Il est important de refaire les katas de la même façon qu’ils se transmettent de génération en génération. Mais lorsqu’on atteint un certain niveau, il faut penser autrement. Il faut voir ce que la technique peut nous enseigner et surtout il faut comprendre les rouages qui font fonctionner la technique.
Prenons un kata comme koku, un kata que tout le monde connaît bien dans le Bujinkan. On fait un bloc, on contre-attaque d’un shuto au bras, on se défend d’un coup de pied à l’aide de notre jambe et on termine d’un boshiken dans le dos de l’attaquant. Imiter la façon de faire du kata est facile. Un bon danseur qui n’aurait jamais fait d’arts martiaux peut le faire en quelques minutes.

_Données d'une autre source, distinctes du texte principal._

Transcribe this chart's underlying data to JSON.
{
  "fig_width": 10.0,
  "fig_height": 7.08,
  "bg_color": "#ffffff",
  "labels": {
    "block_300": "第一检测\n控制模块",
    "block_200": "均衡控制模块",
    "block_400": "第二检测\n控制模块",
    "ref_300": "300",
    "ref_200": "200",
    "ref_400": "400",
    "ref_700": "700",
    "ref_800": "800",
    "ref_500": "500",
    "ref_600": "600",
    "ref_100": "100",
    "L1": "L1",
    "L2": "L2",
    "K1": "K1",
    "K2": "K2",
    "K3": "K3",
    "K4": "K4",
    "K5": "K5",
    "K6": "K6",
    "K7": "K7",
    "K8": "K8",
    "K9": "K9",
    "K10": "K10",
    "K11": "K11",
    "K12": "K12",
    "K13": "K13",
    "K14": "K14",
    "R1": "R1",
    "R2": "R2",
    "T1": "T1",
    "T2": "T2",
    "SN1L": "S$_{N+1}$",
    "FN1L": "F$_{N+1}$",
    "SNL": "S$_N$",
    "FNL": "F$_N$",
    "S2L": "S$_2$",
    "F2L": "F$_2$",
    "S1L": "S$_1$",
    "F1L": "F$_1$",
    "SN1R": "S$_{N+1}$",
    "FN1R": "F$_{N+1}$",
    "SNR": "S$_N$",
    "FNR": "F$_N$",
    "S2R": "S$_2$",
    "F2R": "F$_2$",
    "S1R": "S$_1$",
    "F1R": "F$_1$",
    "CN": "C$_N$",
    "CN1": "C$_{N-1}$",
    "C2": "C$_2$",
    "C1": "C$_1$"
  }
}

Mais limiter le kata à une simple chorégraphie nous empêche de voir la vraie beauté de cette technique.
On a tendance à oublier que le gyokko ryu repose sur trois principes importants. Le premier Fūsui 風水 utilise le kanji du vent et de l’eau. On peut interpréter cela comme étant l’alternance de ces deux éléments dans la technique. La maîtrise de ces deux éléments nous amène à pouvoir bouger librement dans l’espace de uke et dans l’espace qui se trouve autour des deux combattants. J’ai déjà vu ces kanjis traduits par psychologie environnementale, et j’avoue que j’aime cette explication même si les kanjis sont ceux du vent et de l’eau.
Le second principe est Jūryoku 重力 et peut se traduire par gravité où si vous préférez, par l’utilisation du poids du corps. Les Occidentaux ont souvent l’habitude de faire des arts martiaux avec le haut du corps alors que les Asiatiques utilisent leurs jambes.

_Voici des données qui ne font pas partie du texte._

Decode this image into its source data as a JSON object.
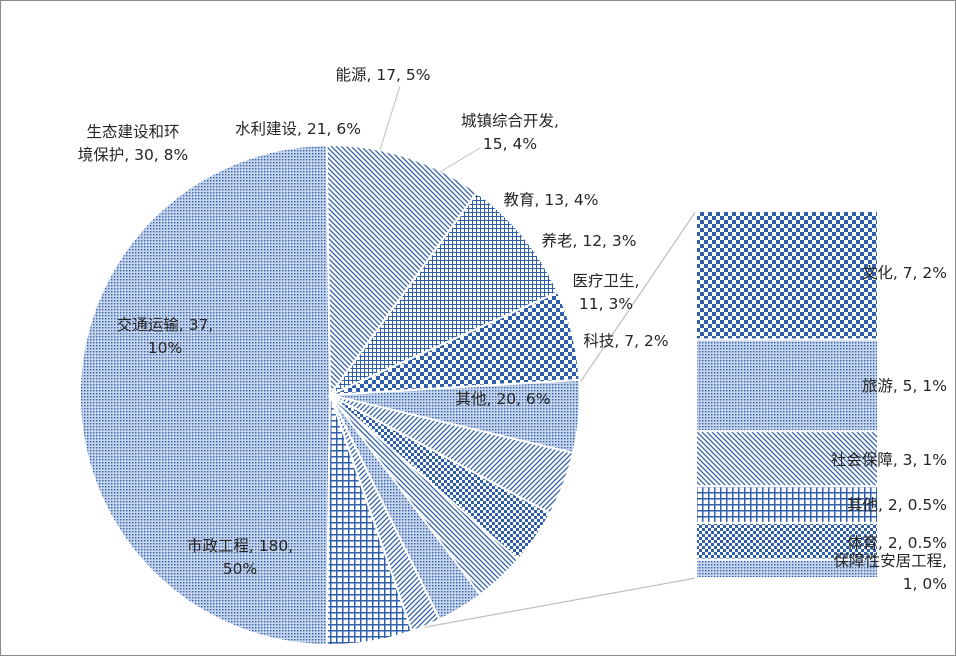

En troisième, nous retrouvons Jiryoku 磁力 qui se traduit par magnétisme. Cela implique probablement les différents jeux de tension entre les combattants et également dans la façon d’utiliser notre propre corps. Ce magnétisme nous permet d’être attirés ou repoussés afin d’utiliser la distance adéquate de notre adversaire lors d’un combat. Le jeu de tension nous permet de contrôler le corps de uke avec certains contacts à des endroits bien précis. Oguri sensei nous avait enseigné différentes manières de contrôler le corps entier de uke à l’aide d’un seul point de contact. En comprenant le jeu d’alignement des os, en maîtrisant un peu les jeux de tensions musculaires de uke, on peut arriver à le contrôler sans avoir à utiliser de force physique.
Revenons à koku. Au moment où l’adversaire nous attaque, nous utilisons l’eau comme élément défensif. Nous absorbons l’attaque et l’avance de uke nous donne l’information sur la distance qu’il faut reculer pour absorber l’attaque de façon sécuritaire. À la façon d’un aimant qui nous repousse, notre corps doit réagir instinctivement sans passer par l’intellect. Nous enchaînons ensuite avec un shuto sur son bras. Si le shuto se donne en poussant le bras, uke aura tendance à donner un kick de la jambe gauche plutôt que de la droite comme le dicte le kata. Nous venons de perdre le contrôle de uke. Mais si nous donnons notre shuto un peu plus vers le bas, en utilisant tout le poids de notre corps vers le bas, uke s’inclinera vers l’avant et son réflexe sera de faire un pas chassé pour donner un kick de la droite. Ouf, nous revenons au kata du manuel.
Au moment où uke donne le kick, nous pivotons nos épaules en un mouvement circulaire, soit un mouvement vent pour rediriger uke afin qu’il nous présente son dos. Puis comme notre jambe doit se reposer au sol, nous utilisons la gravité pour avoir plus de puissance sur notre boshiken. Bien sûr, pour rediriger le kick de uke nous utilisons notre jambe gauche et non la droite comme on le voit souvent. Cela amplifie notre mouvement vent et nous donne plus de vitesse pour esquiver.
Bien sûr, avec ce simple kata je peux rajouter des couches basées sur les trois principes. Mais déjà, juste le fait de s’amuser à voir ces principes dans les techniques, cela nous apporte une vision différente des katas. En montant en grade, le pratiquant doit cesser de se contenter d’imiter la technique, il doit s’efforcer d’en voir les différents rouages et de voir comment il peut adapter ces concepts pour rendre le kata opérationnel en situation moderne réelle. S’amuser à refaire les katas du gyokko ryu en tenant compte de ces trois principes, c’est redécouvrir la richesse de ce style.